This is an appeal from a judgment exempting appellee from personal liability upon a note sued on by appellant. Appellee, a married woman, held as her separate property a note secured by a lien on a house and lot. This lien was inferior to a principal note of $1,500 secured by a lien on the same lot and owned by appellant.
Appellee took a conveyance of the property to her reciting a consideration of $3,000 in hand paid and secured to be paid by appellee as follows: "The cancellation and surrender on one note" (etc., the second lien note) "and subject to the unpaid balance of one certain deed of trust note in approximately the sum of $1950 payable to" appellant.
Appellee paid some of the installments due on appellant's note thereafter and failed to pay others. The trial court found that the appellee assumed the first lien note and that she did so "to improve her position" as to the second lien, and that by virtue of her coverture she was not liable upon such assumption.
The case is before us without a statement of facts other than the findings filed by the trial court.
The mere statement in a deed that property is taken "subject to" a note secured by a lien as such property is not conclusive of nonassumption. Therefore in the absence of a statement of facts we must and do assume that the evidence supports the finding of the trial court that such assumption of appellant's note was made.

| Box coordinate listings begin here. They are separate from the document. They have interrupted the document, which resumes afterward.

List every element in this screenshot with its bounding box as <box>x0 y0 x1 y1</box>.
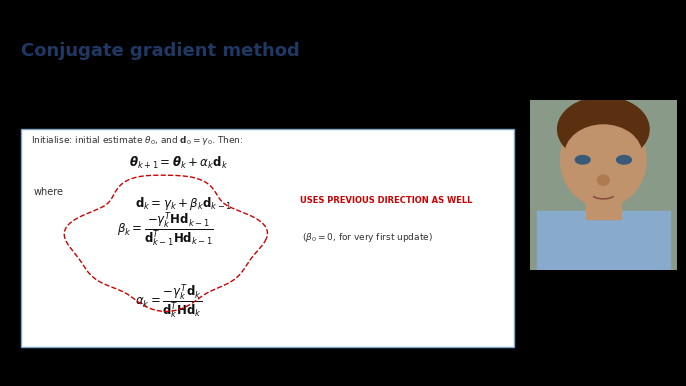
Ellipse shape <box>576 156 590 164</box>
Text: Conjugate gradient method: Conjugate gradient method <box>21 42 300 61</box>
Text: $\beta_k = \dfrac{-\gamma_k^T\mathbf{H}\mathbf{d}_{k-1}}{\mathbf{d}_{k-1}^T\math: $\beta_k = \dfrac{-\gamma_k^T\mathbf{H}\… <box>117 211 214 249</box>
Bar <box>586 189 621 219</box>
Text: USES PREVIOUS DIRECTION AS WELL: USES PREVIOUS DIRECTION AS WELL <box>300 196 472 205</box>
Ellipse shape <box>598 175 609 185</box>
Text: where: where <box>34 186 64 196</box>
Text: $\mathbf{d}_k = \gamma_k + \beta_k\mathbf{d}_{k-1}$: $\mathbf{d}_k = \gamma_k + \beta_k\mathb… <box>135 195 232 212</box>
Ellipse shape <box>617 156 631 164</box>
Ellipse shape <box>560 113 646 207</box>
Text: $\boldsymbol{\theta}_{k+1} = \boldsymbol{\theta}_k + \alpha_k\mathbf{d}_k$: $\boldsymbol{\theta}_{k+1} = \boldsymbol… <box>129 154 228 171</box>
Ellipse shape <box>565 125 641 185</box>
Ellipse shape <box>558 97 649 161</box>
Text: ($\beta_0 = 0$, for very first update): ($\beta_0 = 0$, for very first update) <box>303 232 433 244</box>
FancyBboxPatch shape <box>21 129 514 347</box>
Text: $\alpha_k = \dfrac{-\gamma_k^{\,T}\mathbf{d}_k}{\mathbf{d}_k^T\mathbf{H}\mathbf{: $\alpha_k = \dfrac{-\gamma_k^{\,T}\mathb… <box>134 283 202 322</box>
Text: Initialise: initial estimate $\theta_0$, and $\mathbf{d}_0 = \gamma_0$. Then:: Initialise: initial estimate $\theta_0$,… <box>32 134 244 147</box>
FancyBboxPatch shape <box>537 211 670 270</box>
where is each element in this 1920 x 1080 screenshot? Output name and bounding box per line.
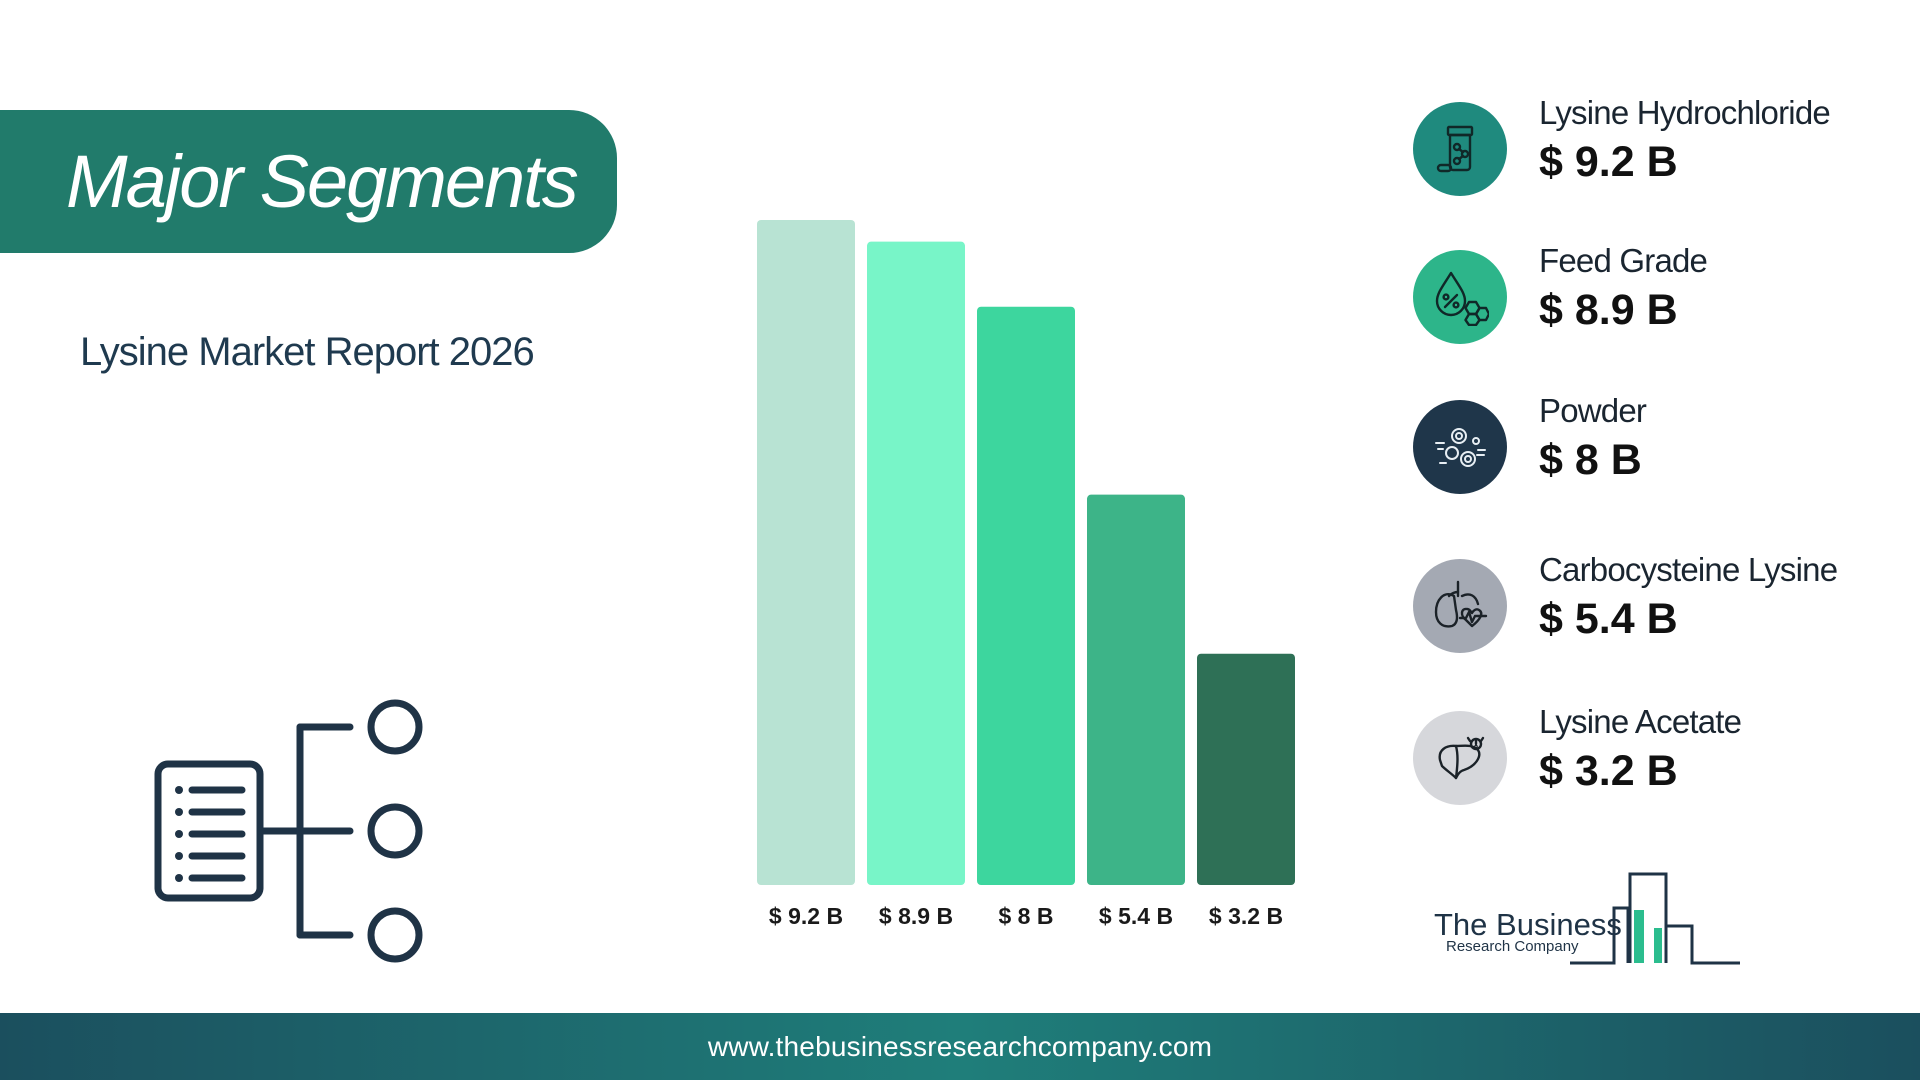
legend-label: Carbocysteine Lysine: [1539, 551, 1838, 588]
legend-value: $ 3.2 B: [1539, 747, 1678, 795]
bar-label-4: $ 5.4 B: [1099, 903, 1173, 929]
legend-item-powder: Powder $ 8 B: [1413, 392, 1873, 510]
title-banner: Major Segments: [0, 110, 617, 253]
legend-label: Lysine Acetate: [1539, 703, 1742, 740]
particles-icon: [1435, 428, 1486, 467]
bar-label-1: $ 9.2 B: [769, 903, 843, 929]
bar-2: [867, 241, 965, 885]
legend-badge: [1413, 559, 1507, 653]
legend-item-lysine-hydrochloride: Lysine Hydrochloride $ 9.2 B: [1413, 94, 1873, 212]
bar-label-5: $ 3.2 B: [1209, 903, 1283, 929]
company-logo: The Business Research Company: [1434, 872, 1740, 965]
legend-value: $ 8.9 B: [1539, 286, 1678, 334]
report-subtitle: Lysine Market Report 2026: [80, 330, 535, 374]
legend-badge: [1413, 711, 1507, 805]
logo-name: The Business: [1434, 907, 1622, 942]
legend-value: $ 5.4 B: [1539, 595, 1678, 643]
website-link[interactable]: www.thebusinessresearchcompany.com: [707, 1030, 1213, 1062]
legend-badge: [1413, 400, 1507, 494]
logo-tagline: Research Company: [1446, 938, 1579, 955]
legend-label: Lysine Hydrochloride: [1539, 94, 1831, 131]
footer: www.thebusinessresearchcompany.com: [0, 1013, 1920, 1080]
bar-label-2: $ 8.9 B: [879, 903, 953, 929]
liver-icon: [1438, 736, 1485, 780]
legend-badge: [1413, 102, 1507, 196]
legend-item-carbocysteine-lysine: Carbocysteine Lysine $ 5.4 B: [1413, 551, 1873, 669]
bar-1: [757, 220, 855, 885]
legend-value: $ 9.2 B: [1539, 138, 1678, 186]
legend-item-feed-grade: Feed Grade $ 8.9 B: [1413, 242, 1873, 360]
bar-4: [1087, 494, 1185, 885]
legend-badge: [1413, 250, 1507, 344]
bar-5: [1197, 653, 1295, 885]
nutrient-drop-icon: [1435, 271, 1489, 326]
segment-bar-chart: $ 9.2 B $ 8.9 B $ 8 B $ 5.4 B $ 3.2 B: [757, 220, 1295, 929]
medicine-bottle-icon: [1436, 125, 1474, 173]
legend-label: Feed Grade: [1539, 242, 1708, 279]
legend-label: Powder: [1539, 392, 1647, 429]
segments-tree-icon: [154, 699, 423, 963]
legend-item-lysine-acetate: Lysine Acetate $ 3.2 B: [1413, 703, 1873, 821]
bar-3: [977, 306, 1075, 885]
legend-value: $ 8 B: [1539, 436, 1642, 484]
page-title: Major Segments: [66, 140, 579, 223]
lungs-heartbeat-icon: [1434, 580, 1488, 628]
bar-label-3: $ 8 B: [999, 903, 1054, 929]
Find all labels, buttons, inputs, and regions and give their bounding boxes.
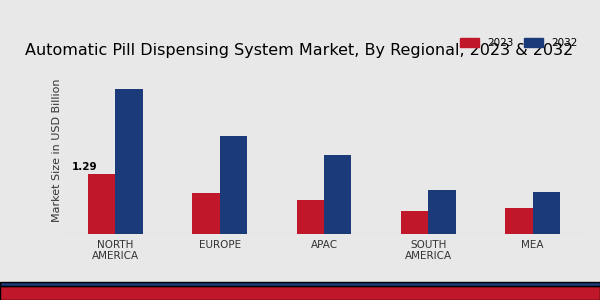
Bar	[428, 190, 456, 234]
Bar	[296, 200, 324, 234]
Bar	[220, 136, 247, 234]
Bar	[505, 208, 533, 234]
Text: 1.29: 1.29	[71, 162, 97, 172]
Y-axis label: Market Size in USD Billion: Market Size in USD Billion	[52, 78, 62, 222]
Bar	[324, 155, 352, 234]
Bar	[192, 193, 220, 234]
Legend: 2023, 2032: 2023, 2032	[456, 34, 582, 52]
Text: Automatic Pill Dispensing System Market, By Regional, 2023 & 2032: Automatic Pill Dispensing System Market,…	[25, 43, 573, 58]
Bar	[115, 89, 143, 234]
Bar	[401, 211, 428, 234]
Bar	[88, 174, 115, 234]
Bar	[533, 192, 560, 234]
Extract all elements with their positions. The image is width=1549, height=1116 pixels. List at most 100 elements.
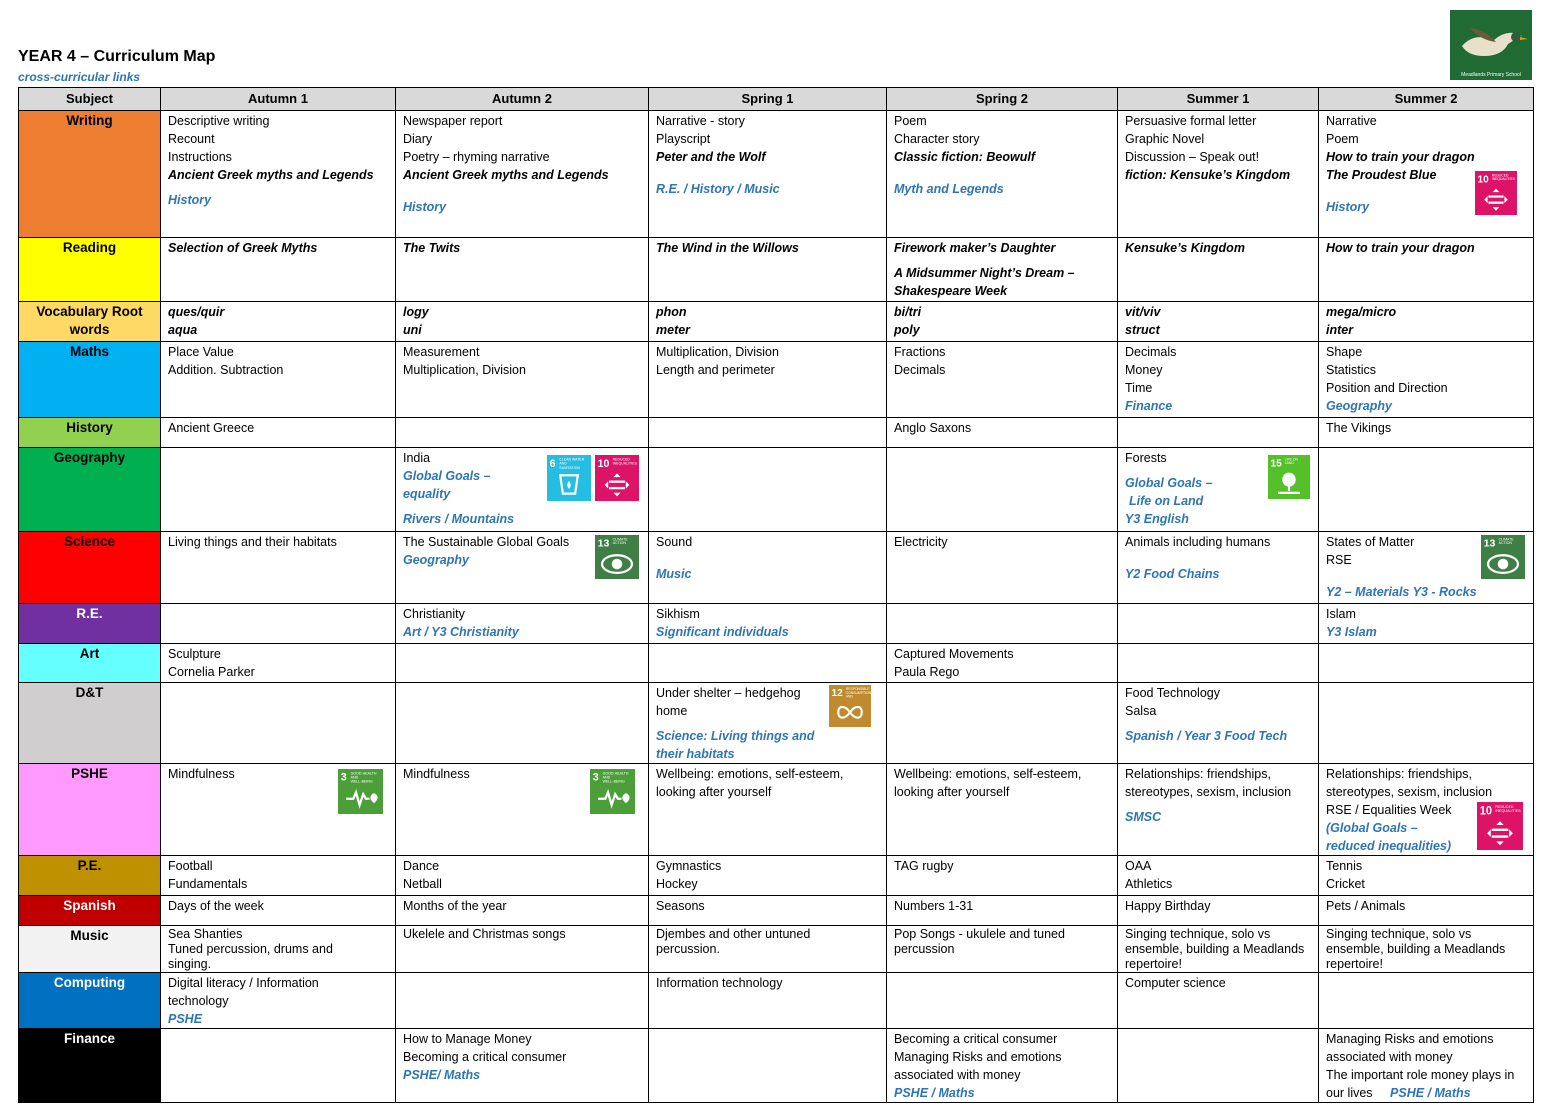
cell-line: RSE: [1326, 553, 1352, 567]
cell-line: mega/micro: [1326, 305, 1397, 319]
cell-line: Discussion – Speak out!: [1125, 150, 1260, 164]
table-row: Vocabulary Root words ques/quir aqua logy…: [18, 301, 1534, 342]
table-cell: Managing Risks and emotions associated w…: [1318, 1028, 1534, 1103]
table-header-row: Subject Autumn 1 Autumn 2 Spring 1 Sprin…: [18, 87, 1534, 111]
sdg-goal-6-icon: 6 CLEAN WATER AND SANITATION: [547, 455, 591, 501]
cell-line: Living things and their habitats: [168, 535, 337, 549]
subject-computing: Computing: [18, 972, 161, 1029]
cross-link: History: [1326, 200, 1370, 214]
table-cell: Under shelter – hedgehog home Science: L…: [648, 682, 887, 764]
table-cell: Relationships: friendships, stereotypes,…: [1318, 763, 1534, 856]
cell-line: Food Technology: [1125, 686, 1220, 700]
svg-text:13: 13: [1484, 537, 1496, 549]
table-row: Spanish Days of the week Months of the y…: [18, 895, 1534, 926]
cross-link: Global Goals –: [1125, 476, 1213, 490]
subject-spanish: Spanish: [18, 895, 161, 926]
cell-line: Multiplication, Division: [656, 345, 779, 359]
table-cell: Tennis Cricket: [1318, 855, 1534, 896]
table-cell: Newspaper report Diary Poetry – rhyming …: [395, 110, 649, 238]
table-cell: Christianity Art / Y3 Christianity: [395, 603, 649, 644]
table-cell: Becoming a critical consumer Managing Ri…: [886, 1028, 1118, 1103]
cross-link: History: [403, 200, 447, 214]
table-cell: Happy Birthday: [1117, 895, 1319, 926]
table-cell: [648, 417, 887, 448]
curriculum-table: Subject Autumn 1 Autumn 2 Spring 1 Sprin…: [18, 87, 1534, 1103]
svg-text:LAND: LAND: [1285, 461, 1294, 465]
table-cell: Firework maker’s Daughter A Midsummer Ni…: [886, 237, 1118, 302]
cross-link: Y2 – Materials Y3 - Rocks: [1326, 585, 1477, 599]
table-cell: Ancient Greece: [160, 417, 396, 448]
column-header: Subject: [18, 87, 161, 111]
table-cell: Shape Statistics Position and Direction …: [1318, 341, 1534, 418]
cell-line: Diary: [403, 132, 433, 146]
cell-line: Persuasive formal letter: [1125, 114, 1257, 128]
cell-line: Narrative - story: [656, 114, 745, 128]
table-cell: Captured Movements Paula Rego: [886, 643, 1118, 683]
table-cell: The Twits: [395, 237, 649, 302]
table-cell: Forests Global Goals – Life on Land Y3 E…: [1117, 447, 1319, 532]
cell-line: Sound: [656, 535, 693, 549]
sdg-goal-13-icon: 13 CLIMATE ACTION: [595, 535, 639, 579]
table-cell: Sound Music: [648, 531, 887, 604]
svg-text:10: 10: [1480, 805, 1492, 817]
cell-line: Time: [1125, 381, 1153, 395]
table-cell: Descriptive writing Recount Instructions…: [160, 110, 396, 238]
cell-line: logy: [403, 305, 429, 319]
table-cell: [886, 603, 1118, 644]
cell-line: Salsa: [1125, 704, 1157, 718]
table-cell: Narrative - story Playscript Peter and t…: [648, 110, 887, 238]
cell-line: Narrative: [1326, 114, 1377, 128]
cell-line: Statistics: [1326, 363, 1377, 377]
page-title: YEAR 4 – Curriculum Map: [18, 48, 216, 65]
subject-science: Science: [18, 531, 161, 604]
table-row: Geography India Global Goals – equality …: [18, 447, 1534, 532]
svg-text:15: 15: [1271, 458, 1282, 469]
cross-link: Finance: [1125, 399, 1173, 413]
table-row: Art Sculpture Cornelia Parker Captured Mo…: [18, 643, 1534, 683]
cell-line: vit/viv: [1125, 305, 1161, 319]
cell-line: Kensuke’s Kingdom: [1125, 241, 1245, 255]
table-cell: mega/micro inter: [1318, 301, 1534, 342]
cross-link: Y3 English: [1125, 512, 1189, 526]
table-cell: Poem Character story Classic fiction: Be…: [886, 110, 1118, 238]
cell-line: ques/quir: [168, 305, 225, 319]
subject-vocabulary: Vocabulary Root words: [18, 301, 161, 342]
table-cell: Decimals Money Time Finance: [1117, 341, 1319, 418]
table-cell: [648, 447, 887, 532]
table-cell: ques/quir aqua: [160, 301, 396, 342]
table-cell: Electricity: [886, 531, 1118, 604]
cell-line: Pop Songs - ukulele and tuned percussion: [894, 927, 1065, 956]
cell-line: The Wind in the Willows: [656, 241, 799, 255]
cell-line: Relationships: friendships, stereotypes,…: [1326, 767, 1493, 799]
cell-line: Graphic Novel: [1125, 132, 1205, 146]
cell-line: Managing Risks and emotions associated w…: [894, 1050, 1062, 1082]
sdg-goal-10-icon: 10 REDUCED INEQUALITIES: [595, 455, 639, 501]
cell-line: Football: [168, 859, 213, 873]
cell-line: Poem: [894, 114, 927, 128]
subject-music: Music: [18, 925, 161, 973]
subject-pe: P.E.: [18, 855, 161, 896]
table-row: P.E. Football Fundamentals Dance Netball G…: [18, 855, 1534, 896]
cell-line: Ancient Greek myths and Legends: [168, 168, 374, 182]
table-cell: OAA Athletics: [1117, 855, 1319, 896]
cross-link: PSHE/ Maths: [403, 1068, 481, 1082]
svg-text:CLIMATE: CLIMATE: [613, 537, 629, 541]
table-cell: [1318, 972, 1534, 1029]
cell-line: Pets / Animals: [1326, 899, 1406, 913]
table-cell: How to train your dragon: [1318, 237, 1534, 302]
table-cell: [1318, 447, 1534, 532]
cross-link: Rivers / Mountains: [403, 512, 515, 526]
table-cell: [160, 603, 396, 644]
table-row: Reading Selection of Greek Myths The Twi…: [18, 237, 1534, 302]
table-cell: Digital literacy / Information technolog…: [160, 972, 396, 1029]
cell-line: meter: [656, 323, 691, 337]
cell-line: Peter and the Wolf: [656, 150, 766, 164]
table-cell: [160, 682, 396, 764]
table-cell: Selection of Greek Myths: [160, 237, 396, 302]
cell-line: Animals including humans: [1125, 535, 1271, 549]
table-row: D&T Under shelter – hedgehog home Scienc…: [18, 682, 1534, 764]
cross-link: Geography: [1326, 399, 1392, 413]
cell-line: Ancient Greece: [168, 421, 255, 435]
cell-line: Poetry – rhyming narrative: [403, 150, 550, 164]
svg-text:10: 10: [1478, 174, 1489, 185]
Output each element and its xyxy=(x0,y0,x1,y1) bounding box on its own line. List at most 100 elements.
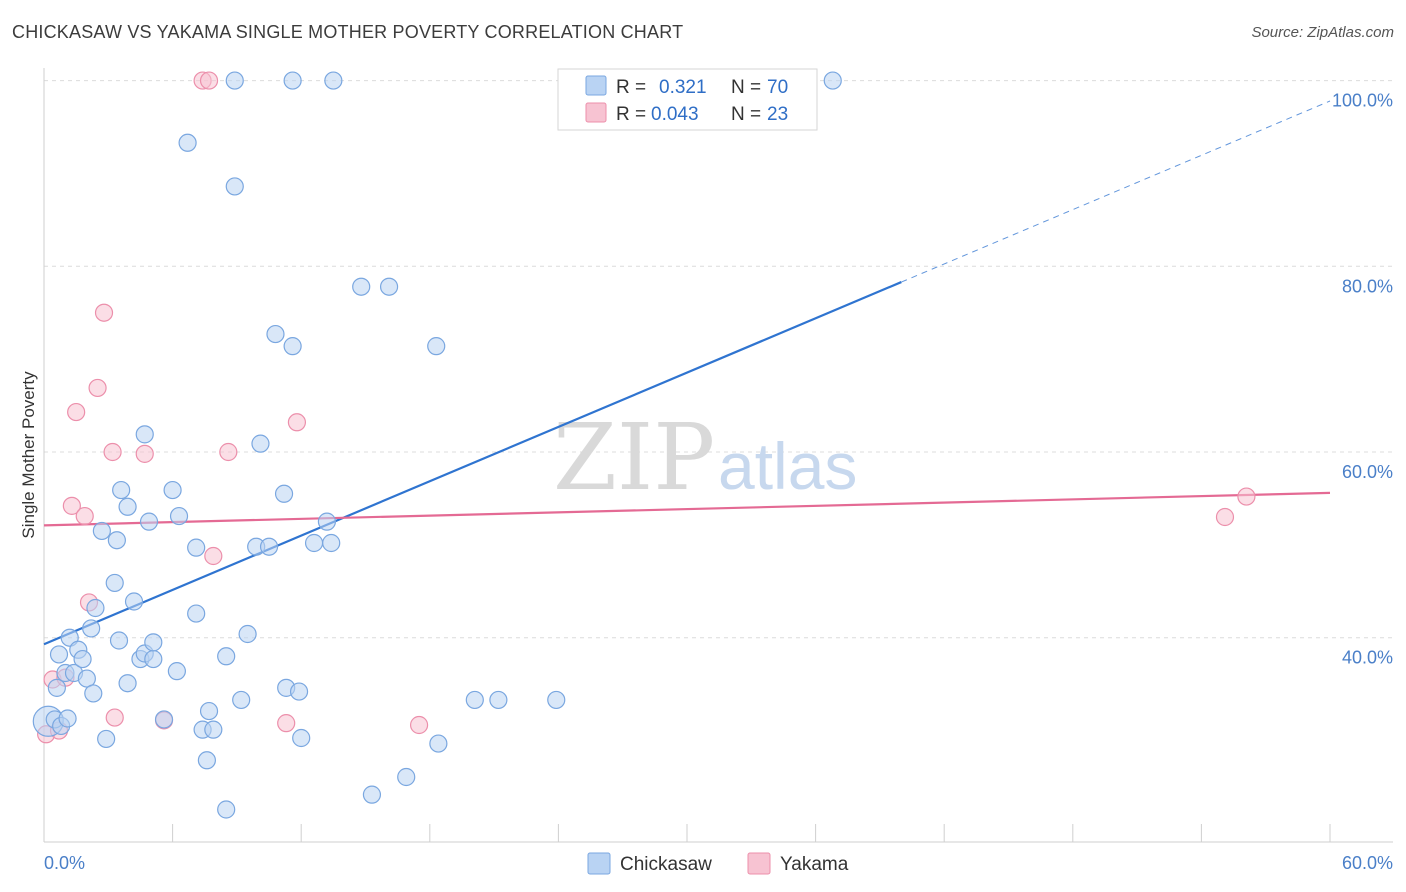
chickasaw-point xyxy=(259,537,279,556)
chickasaw-point xyxy=(105,573,124,593)
y-tick-label-60: 60.0% xyxy=(1342,462,1393,482)
yakama-point xyxy=(277,714,296,733)
chickasaw-point xyxy=(167,662,186,681)
watermark: ZIP atlas xyxy=(553,404,857,511)
chickasaw-point xyxy=(187,604,206,623)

Does appellee's coverture relieve her? That the contract to pay is executory is no defense. Whatever may have been the deductions drawn from language in earlier opinions, such as Guest v. Cox (Tex.Civ.App.)34 S.W.2d 301, this question is settled adversely to appellee's contention by our Supreme Court in Levin v. Jeffers, 52 S.W.2d 81. We understand that the many-times announced proposition that a married woman is not bound upon purchase-money notes given to acquire a separate estate, Akin v. Thompson (Tex.Civ.App.) 196 S.W. 625, is yet the law.
The acquisition of real estate and the signing of notes therefor, if done to protect an already existent separate estate, i. e., as an exercise of the use and control given her by statute (article 4614, R.S. as amended by Acts 1929, c. 32, § 1 [Vernon's Ann.Civ.St. art. 46141), of her other separate property, is not in conflict with Akin v. Thompson, supra, and is, we believe, fully supported by Levin v. Jeffers, supra. We can perceive no difference between buying real estate as an exercise of the use of other separate property and buying oil in such use. Cauble v. Beaver-Electra Refining Co., 115 Tex. 1, 274 S.W. 120, or insurance, Gohlman Co. v. Whittle, 114 Tex. 548, 273 S.W. 808.
The acquiring of title to this land could have been either as an independent investment or as a part of the management by appellee of her note. The trial judge who heard the witnesses has found that the acquisition of the land was in the effort "to improve her condition as to the second lien she had purchased" thereon, by which finding we understand that the moving purpose which induced appellee to assume the payment of this first lien was an effort to avoid injury to her separate property, the second lien.
The judgment of the trial court is reversed and remanded to the trial court for proceedings not inconsistent with this opinion.